21st Century Censorship

July 11, 2010

In my last entry, I spoke of  the reasons why I was a horrible teacher last year and my expectations and resolutions for improvement for this upcoming year.

Today, however, as I was following the #edchat discussions on my tweetdeck, a question was posed that made me think about the possibility that my resolutions may not come as easily as I would hope.

The question was one of a school blocking certain web sites that this particular teacher had hoped to use in class.   And soon after that question, a discussion was posted regarding the use of skype in the classroom.  Something that I personally had hoped to do during the upcoming school year.

But putting the two together I realized something…

I started using twitter lightly for my classes at the end of last year as an experiment.  It took only one week for the site to be blocked for all teachers and students.

Youtube and Facebook have always been blocked — these facts make me wonder whether I’ll be able to use Skype or not. As a matter of fact…

Will I be able to use any of these sites for more than the first week?

This made me think about the larger issue of censorship overall.
I can understand the censorship of sites for students, but why do we feel the need to limit the teachers’ resources in the classroom.

I understand bandwidth issues as well, but there HAS TO be a better way to handle it.

But, back to the students.  We don’t teach netiquette. We don’t teach (for the most part) time management that includes the web.  We don’t teach how to evaluate sources.  We say “don’t use wikipedia,” but don’t explain why (speaking for my school, at least).

We don’t teach what needs to be taught — we teach what needs to be tested

and that’s a crime.

It is because of laws and programs like No Child Left Behind and Race to the Top that we must stick to traditions that are ineffective.  I truly believe that No Child Left Behind was written and enacted with the best of intentions…

But Washington has stepped too far into education and control (at least some level) has been taken from those who should have it.  To quote a favorite song of mine by Ari Hest:

“But that’s alright, after all, they had good intentions.”

But the best of intentions land you nowhere without the required level of thought, research, and follow-through.

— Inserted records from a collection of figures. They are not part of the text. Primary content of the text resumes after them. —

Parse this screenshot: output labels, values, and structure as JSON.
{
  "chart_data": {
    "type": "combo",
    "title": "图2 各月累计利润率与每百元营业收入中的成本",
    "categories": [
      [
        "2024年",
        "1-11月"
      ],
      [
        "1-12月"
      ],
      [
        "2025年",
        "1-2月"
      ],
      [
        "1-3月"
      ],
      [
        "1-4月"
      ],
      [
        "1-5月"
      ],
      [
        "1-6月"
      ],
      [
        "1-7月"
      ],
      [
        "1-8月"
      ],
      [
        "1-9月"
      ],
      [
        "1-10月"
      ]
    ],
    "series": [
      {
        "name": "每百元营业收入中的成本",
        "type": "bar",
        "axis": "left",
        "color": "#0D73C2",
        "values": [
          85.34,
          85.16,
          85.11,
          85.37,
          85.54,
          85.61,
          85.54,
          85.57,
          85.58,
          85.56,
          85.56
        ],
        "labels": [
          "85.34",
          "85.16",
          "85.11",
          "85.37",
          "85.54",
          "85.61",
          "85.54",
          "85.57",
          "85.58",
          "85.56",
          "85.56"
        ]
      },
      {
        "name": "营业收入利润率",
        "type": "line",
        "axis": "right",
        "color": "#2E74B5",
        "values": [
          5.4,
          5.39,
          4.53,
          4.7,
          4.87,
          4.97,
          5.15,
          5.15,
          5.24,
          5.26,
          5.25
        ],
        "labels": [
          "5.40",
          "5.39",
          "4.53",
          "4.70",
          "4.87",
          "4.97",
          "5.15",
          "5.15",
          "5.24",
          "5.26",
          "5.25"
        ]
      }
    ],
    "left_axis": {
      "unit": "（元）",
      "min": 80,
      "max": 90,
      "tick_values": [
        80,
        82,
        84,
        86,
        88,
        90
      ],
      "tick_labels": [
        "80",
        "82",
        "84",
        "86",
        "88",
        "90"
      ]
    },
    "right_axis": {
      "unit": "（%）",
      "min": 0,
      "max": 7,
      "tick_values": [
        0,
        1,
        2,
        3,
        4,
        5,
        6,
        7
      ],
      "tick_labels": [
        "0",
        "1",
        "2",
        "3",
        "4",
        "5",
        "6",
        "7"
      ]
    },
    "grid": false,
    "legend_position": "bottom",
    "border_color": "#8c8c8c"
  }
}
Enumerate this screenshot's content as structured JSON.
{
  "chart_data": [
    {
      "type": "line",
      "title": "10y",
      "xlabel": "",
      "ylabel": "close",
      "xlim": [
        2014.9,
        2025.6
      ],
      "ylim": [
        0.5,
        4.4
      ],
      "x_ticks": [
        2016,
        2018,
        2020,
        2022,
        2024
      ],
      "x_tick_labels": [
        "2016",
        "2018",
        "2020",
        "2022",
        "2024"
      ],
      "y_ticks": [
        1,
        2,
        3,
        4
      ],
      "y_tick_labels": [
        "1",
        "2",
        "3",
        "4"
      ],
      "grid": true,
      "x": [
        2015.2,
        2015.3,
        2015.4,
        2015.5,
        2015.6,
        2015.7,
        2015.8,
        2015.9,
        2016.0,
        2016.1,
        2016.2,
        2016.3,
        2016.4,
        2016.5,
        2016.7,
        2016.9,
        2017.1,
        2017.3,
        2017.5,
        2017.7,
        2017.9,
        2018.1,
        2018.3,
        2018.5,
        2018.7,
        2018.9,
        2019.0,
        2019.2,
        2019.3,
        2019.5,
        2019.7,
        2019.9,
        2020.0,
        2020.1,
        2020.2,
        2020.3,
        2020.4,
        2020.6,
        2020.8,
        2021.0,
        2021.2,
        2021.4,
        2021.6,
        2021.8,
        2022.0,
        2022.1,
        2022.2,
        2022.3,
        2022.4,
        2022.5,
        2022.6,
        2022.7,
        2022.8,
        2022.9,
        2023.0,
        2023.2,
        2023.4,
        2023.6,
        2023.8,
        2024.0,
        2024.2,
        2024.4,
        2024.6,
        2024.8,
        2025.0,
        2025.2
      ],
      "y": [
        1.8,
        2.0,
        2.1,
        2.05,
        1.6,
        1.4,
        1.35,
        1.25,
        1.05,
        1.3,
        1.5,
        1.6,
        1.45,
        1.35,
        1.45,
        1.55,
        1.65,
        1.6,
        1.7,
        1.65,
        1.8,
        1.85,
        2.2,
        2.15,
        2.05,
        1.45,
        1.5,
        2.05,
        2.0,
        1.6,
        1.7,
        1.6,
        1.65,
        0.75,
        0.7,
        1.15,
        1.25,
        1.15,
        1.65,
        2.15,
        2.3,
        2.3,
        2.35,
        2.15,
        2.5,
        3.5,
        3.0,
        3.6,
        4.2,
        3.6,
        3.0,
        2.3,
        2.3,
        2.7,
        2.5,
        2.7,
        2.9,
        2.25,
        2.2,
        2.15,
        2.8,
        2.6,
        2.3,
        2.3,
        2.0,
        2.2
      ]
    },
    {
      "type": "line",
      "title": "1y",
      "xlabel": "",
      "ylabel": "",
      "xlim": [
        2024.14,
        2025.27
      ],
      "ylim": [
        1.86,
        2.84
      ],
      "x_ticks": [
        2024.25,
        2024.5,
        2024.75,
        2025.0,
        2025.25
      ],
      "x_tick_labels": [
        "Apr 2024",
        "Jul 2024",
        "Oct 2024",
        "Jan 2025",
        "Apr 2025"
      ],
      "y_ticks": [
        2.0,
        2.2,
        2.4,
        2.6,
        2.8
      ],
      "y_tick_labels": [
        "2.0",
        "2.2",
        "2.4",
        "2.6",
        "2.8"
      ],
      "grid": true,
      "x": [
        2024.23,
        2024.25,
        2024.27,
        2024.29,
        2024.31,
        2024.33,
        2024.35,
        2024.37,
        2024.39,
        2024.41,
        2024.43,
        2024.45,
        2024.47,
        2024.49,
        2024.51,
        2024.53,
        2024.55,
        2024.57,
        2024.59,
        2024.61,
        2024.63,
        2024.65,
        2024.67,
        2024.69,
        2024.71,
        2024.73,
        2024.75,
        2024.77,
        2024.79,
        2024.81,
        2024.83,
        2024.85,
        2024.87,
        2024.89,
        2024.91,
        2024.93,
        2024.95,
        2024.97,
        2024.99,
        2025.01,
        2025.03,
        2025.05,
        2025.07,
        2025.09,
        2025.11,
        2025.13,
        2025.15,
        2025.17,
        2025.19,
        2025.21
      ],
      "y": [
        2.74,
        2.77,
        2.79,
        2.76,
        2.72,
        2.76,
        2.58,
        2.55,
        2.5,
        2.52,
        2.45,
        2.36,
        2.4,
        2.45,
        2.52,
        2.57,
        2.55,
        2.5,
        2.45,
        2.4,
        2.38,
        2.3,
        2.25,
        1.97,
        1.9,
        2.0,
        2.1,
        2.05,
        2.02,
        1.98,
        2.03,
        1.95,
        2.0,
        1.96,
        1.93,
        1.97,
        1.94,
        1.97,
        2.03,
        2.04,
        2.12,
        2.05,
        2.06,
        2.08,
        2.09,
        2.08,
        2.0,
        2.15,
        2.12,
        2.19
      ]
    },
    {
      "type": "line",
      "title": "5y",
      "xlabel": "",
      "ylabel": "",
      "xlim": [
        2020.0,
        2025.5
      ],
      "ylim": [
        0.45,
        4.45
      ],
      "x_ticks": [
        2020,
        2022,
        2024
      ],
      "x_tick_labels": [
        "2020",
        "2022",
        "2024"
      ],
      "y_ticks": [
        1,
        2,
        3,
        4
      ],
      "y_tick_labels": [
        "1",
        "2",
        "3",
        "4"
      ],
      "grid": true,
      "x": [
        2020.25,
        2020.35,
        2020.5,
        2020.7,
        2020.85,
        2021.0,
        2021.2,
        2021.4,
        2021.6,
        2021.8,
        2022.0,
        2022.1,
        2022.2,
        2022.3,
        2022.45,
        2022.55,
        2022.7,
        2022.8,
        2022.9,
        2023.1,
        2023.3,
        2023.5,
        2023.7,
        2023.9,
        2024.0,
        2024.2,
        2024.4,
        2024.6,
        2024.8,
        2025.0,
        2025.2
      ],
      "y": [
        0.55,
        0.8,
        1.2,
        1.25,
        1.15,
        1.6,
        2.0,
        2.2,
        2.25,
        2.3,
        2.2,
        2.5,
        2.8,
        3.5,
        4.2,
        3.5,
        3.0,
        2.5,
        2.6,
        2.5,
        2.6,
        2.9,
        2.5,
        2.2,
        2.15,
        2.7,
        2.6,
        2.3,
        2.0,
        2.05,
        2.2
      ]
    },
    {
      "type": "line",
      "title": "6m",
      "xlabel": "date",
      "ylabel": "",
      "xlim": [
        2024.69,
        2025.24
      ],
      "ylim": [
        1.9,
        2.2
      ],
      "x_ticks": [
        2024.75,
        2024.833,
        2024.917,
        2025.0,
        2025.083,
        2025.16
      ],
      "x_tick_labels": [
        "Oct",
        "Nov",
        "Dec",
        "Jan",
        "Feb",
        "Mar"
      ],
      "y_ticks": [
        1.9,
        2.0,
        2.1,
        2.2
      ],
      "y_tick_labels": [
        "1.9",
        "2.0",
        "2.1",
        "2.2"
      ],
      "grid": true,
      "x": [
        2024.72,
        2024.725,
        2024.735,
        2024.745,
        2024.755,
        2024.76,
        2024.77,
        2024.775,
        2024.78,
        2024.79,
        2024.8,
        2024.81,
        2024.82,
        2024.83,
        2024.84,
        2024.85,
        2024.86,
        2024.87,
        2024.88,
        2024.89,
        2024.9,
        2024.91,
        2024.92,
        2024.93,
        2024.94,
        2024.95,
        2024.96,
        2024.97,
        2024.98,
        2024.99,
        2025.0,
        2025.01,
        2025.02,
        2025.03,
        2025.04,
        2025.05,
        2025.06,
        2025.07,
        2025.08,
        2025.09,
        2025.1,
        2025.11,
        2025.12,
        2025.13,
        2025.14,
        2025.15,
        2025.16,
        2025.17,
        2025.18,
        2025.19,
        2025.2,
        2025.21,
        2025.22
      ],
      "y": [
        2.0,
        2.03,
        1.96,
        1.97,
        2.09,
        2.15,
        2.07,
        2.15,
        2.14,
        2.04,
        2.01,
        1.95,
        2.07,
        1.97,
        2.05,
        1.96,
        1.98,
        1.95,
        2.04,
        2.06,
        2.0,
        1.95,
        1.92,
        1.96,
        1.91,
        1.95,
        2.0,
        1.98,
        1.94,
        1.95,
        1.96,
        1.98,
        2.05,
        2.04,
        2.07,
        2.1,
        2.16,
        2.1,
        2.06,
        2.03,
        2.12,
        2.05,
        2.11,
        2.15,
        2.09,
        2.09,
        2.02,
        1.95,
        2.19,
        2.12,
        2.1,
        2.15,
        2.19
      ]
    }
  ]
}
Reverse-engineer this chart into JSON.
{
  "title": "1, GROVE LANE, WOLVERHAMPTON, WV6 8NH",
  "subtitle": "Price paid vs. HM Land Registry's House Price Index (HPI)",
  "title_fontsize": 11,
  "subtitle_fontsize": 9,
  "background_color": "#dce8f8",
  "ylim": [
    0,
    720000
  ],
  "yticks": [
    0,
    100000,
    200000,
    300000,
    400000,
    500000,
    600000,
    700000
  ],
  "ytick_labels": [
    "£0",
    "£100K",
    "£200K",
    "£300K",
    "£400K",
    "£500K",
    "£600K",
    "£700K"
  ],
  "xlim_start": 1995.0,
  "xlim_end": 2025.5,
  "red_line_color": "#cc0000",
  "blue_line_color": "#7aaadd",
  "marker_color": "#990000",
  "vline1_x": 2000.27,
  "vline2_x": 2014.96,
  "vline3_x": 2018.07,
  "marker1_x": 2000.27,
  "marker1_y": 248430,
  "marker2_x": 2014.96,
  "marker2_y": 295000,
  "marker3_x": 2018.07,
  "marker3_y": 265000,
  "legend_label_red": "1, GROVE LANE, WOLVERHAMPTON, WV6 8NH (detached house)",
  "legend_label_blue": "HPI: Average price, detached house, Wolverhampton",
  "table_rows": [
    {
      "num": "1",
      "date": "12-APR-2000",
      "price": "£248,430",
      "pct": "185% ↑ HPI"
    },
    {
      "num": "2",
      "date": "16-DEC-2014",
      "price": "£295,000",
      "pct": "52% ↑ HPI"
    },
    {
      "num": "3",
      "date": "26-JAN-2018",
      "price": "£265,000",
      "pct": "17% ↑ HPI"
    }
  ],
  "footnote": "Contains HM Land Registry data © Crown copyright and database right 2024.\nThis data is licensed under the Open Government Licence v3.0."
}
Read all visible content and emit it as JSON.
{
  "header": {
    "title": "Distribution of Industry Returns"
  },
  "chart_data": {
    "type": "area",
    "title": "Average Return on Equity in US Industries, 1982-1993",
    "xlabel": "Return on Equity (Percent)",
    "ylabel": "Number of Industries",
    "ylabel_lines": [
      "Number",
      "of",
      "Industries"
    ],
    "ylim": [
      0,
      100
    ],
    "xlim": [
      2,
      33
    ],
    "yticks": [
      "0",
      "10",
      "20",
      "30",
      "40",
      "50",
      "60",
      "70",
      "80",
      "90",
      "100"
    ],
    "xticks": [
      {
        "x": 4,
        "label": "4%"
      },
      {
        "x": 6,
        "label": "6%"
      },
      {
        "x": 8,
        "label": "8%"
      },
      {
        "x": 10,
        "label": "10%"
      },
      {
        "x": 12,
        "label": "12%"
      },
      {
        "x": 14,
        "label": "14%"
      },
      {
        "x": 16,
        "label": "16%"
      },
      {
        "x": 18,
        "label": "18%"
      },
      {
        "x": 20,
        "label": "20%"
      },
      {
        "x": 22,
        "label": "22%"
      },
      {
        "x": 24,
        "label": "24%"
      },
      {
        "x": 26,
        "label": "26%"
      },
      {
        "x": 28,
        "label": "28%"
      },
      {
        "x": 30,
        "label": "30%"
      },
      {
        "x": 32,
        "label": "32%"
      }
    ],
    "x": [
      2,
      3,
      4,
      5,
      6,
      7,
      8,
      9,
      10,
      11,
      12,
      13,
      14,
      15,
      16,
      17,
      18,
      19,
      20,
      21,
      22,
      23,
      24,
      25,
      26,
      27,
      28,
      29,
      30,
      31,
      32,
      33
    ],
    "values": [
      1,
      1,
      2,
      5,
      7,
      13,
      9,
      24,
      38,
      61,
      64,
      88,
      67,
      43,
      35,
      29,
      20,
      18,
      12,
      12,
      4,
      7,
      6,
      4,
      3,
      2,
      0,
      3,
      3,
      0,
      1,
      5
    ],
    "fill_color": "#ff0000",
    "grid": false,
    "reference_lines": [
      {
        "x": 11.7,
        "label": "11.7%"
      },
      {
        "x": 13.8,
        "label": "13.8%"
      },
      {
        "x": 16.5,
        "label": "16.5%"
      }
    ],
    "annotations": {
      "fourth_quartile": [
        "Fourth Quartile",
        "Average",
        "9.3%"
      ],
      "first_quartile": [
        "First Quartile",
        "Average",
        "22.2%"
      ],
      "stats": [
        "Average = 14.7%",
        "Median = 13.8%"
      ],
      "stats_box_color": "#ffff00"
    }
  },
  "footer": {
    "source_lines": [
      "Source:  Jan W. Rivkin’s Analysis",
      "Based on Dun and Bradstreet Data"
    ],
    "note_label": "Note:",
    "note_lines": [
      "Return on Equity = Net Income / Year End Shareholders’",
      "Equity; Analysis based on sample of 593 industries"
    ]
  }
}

We are doing our students an injustice through sticking with traditions and utilizing this level of censorship.  Rather than teaching the positive powers of social networks, we write them off as destructive time wasters and block them in school buildings.

Then we have seemingly skewed studies that come out and hurt the cause, like the ones addressed by Larry Ferlazzo, earlier today.  Yes, this study was about computer usage at home, but there’s not really a large leap in logic to get to the point of discouraging the use of social networks in schools.

So the solution then is to continue blocking sites that cause any kind of problem with wasting time.

Then we really need to block paper and pencil, because doodling can waste time too.

But both can be creative outlets (yet another thing we must begin to recognize, according to Ken Robinson).  We need to harness creativity and teach proper use of networks.

Socrates was put to death for “corrupting youth,” and we are doing just that by simply ignoring new technologies and basically disallowing creativity in some schools instead of teaching both pivotal subjects.  We are guilty of corrupting our youth through our negligence.

Does anyone else experience the problem of this censorship by blocking websites?